Once again, the pattern of influenza infections are anticipated to be similar to previous seasons. The updated vaccines for this year’s strains are now available. However, we typically don’t recommend obtaining the vaccine until the end of September and attempt to receive the vaccine by the end of October. The logic being the fact that the duration of impact for these vaccinations is about 6 months so if there is a late flu surge in March, people would remain protected on this schedule. Once again, patients over 65 years old and those immunocompromised should consider obtaining the high potency vaccine.
Although covid infections have a greater potential impact for patients, estimates of approximately 40,000 people die from complications of influenza infections and a greater number of people are sick enough to be hospitalized each season.
BOTTOM LINE: Unless there is a specific reason to avoid the influenza vaccine (major previous reactions), it is recommended for adults should obtain the flu vaccine.
RESPIRATORY SYNCYTIAL VIRUS (RSV)
Although RSV gets less publicity than the flu each season, most parents of young children are aware of RSV because it is the cause of serious respiratory infections in infants especially responsible for many hospitalizations. Additionally, once again the elderly and immunosuppressed are at risk. It is estimated that about 14,000 deaths occur in the U.S. annually and 60,000-160,000 people older than 65 are hospitalized. The RSV “season” is somewhat similar to influenza although some early cases are seen earlier in the fall, infections peak from late December to mid February.
There are now 2 RSV vaccines approved and available: Arexvy (Glaxo-Smith-Kline) and Abrysvo (Pfizer). No, we have no idea how these names were derived but do know it will take a little practice to get these names down. Fortunately, although each is slightly different from each other in mechanism of action, they both appear to be relatively equal in effectiveness with about an 85% response rate. They are closer to the older vaccines in mechanism of action and do not use mRNA technology. As with the other vaccines, these vaccines will have their greatest impact for the elderly population and those who are immunocompromised.
Why the publicity this year? With the availability of vaccinations, there is now the capability to protect susceptible populations from the complications of this infection.

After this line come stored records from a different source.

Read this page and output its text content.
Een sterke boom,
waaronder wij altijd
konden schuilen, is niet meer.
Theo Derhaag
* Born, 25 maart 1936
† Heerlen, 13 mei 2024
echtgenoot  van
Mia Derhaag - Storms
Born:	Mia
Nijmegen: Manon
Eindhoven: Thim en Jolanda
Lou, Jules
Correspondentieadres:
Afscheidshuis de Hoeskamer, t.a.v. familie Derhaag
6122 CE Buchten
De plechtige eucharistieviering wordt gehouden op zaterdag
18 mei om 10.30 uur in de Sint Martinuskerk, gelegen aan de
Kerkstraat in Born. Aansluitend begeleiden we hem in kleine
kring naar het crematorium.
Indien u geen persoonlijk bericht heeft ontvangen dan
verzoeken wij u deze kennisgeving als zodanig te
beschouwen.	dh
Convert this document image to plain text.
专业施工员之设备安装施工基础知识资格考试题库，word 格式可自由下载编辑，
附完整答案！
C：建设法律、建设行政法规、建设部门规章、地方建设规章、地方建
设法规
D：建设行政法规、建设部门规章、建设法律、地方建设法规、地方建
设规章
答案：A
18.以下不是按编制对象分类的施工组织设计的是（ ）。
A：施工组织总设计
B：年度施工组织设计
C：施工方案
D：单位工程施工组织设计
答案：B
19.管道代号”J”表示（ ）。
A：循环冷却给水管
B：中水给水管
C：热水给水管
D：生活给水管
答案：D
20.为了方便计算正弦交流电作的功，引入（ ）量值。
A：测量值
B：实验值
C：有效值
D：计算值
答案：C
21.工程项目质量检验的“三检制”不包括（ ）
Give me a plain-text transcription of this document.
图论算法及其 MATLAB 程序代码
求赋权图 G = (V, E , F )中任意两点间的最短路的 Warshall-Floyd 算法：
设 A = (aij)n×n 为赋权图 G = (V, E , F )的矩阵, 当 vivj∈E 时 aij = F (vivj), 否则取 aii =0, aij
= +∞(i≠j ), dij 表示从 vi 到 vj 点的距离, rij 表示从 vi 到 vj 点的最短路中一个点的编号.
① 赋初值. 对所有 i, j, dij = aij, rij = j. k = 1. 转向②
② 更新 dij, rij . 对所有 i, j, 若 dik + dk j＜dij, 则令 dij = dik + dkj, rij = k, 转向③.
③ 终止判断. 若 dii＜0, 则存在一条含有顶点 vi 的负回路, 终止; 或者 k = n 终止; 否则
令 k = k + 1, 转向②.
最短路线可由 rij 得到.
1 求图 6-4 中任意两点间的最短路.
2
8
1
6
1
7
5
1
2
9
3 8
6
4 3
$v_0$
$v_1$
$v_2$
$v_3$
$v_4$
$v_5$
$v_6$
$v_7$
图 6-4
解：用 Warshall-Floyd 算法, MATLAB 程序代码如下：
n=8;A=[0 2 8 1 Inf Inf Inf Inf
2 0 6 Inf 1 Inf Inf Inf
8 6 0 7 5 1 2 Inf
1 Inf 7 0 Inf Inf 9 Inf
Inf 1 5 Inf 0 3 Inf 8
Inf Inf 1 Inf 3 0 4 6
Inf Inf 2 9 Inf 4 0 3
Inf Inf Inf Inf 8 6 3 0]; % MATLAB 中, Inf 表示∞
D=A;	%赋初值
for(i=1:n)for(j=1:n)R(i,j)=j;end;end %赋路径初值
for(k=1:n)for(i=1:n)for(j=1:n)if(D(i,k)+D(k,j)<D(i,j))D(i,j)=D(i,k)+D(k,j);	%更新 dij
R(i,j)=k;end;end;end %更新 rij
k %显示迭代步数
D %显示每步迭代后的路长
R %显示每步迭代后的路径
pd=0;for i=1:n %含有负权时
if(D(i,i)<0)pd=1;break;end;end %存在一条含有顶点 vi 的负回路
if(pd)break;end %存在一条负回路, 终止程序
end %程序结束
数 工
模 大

BOTTOM LINE: If you fit within the population at risk of having a more serious infection (elderly, immunocompromised), it would be worth considering obtaining either RSV vaccine.
The above information should serve as reasonablele guidelines and recommendations, they may need to be modified at times based on individual circumstances. Patients are encouraged to discuss these issues further with their providers if there are any additional questions.
Timing: The CDC states that the Covid and Influenza vaccines can be administered together with full effectiveness and safety. Alternatively, most vaccines take about two weeks to reach full effectiveness. One can “time” vaccinations by administrating them at two week intervals.
Order of priority for 2023: Covid infections are surging presently and therefore it would be reasonable to get the Covid vaccine as soon as it is available. The influenza vaccine can be administered toward the end of September through October. The RSV vaccine can be administered 2 weeks after either vaccine. Because it is new, there is a hesitation at this point to recommend administering it at the same time as other vaccines until more data is available.
Patients receiving certain immunomodulating medications may occasionally alter the timing of these medications when receiving certain vaccinations. Discuss this issue with your provider if there are any questions.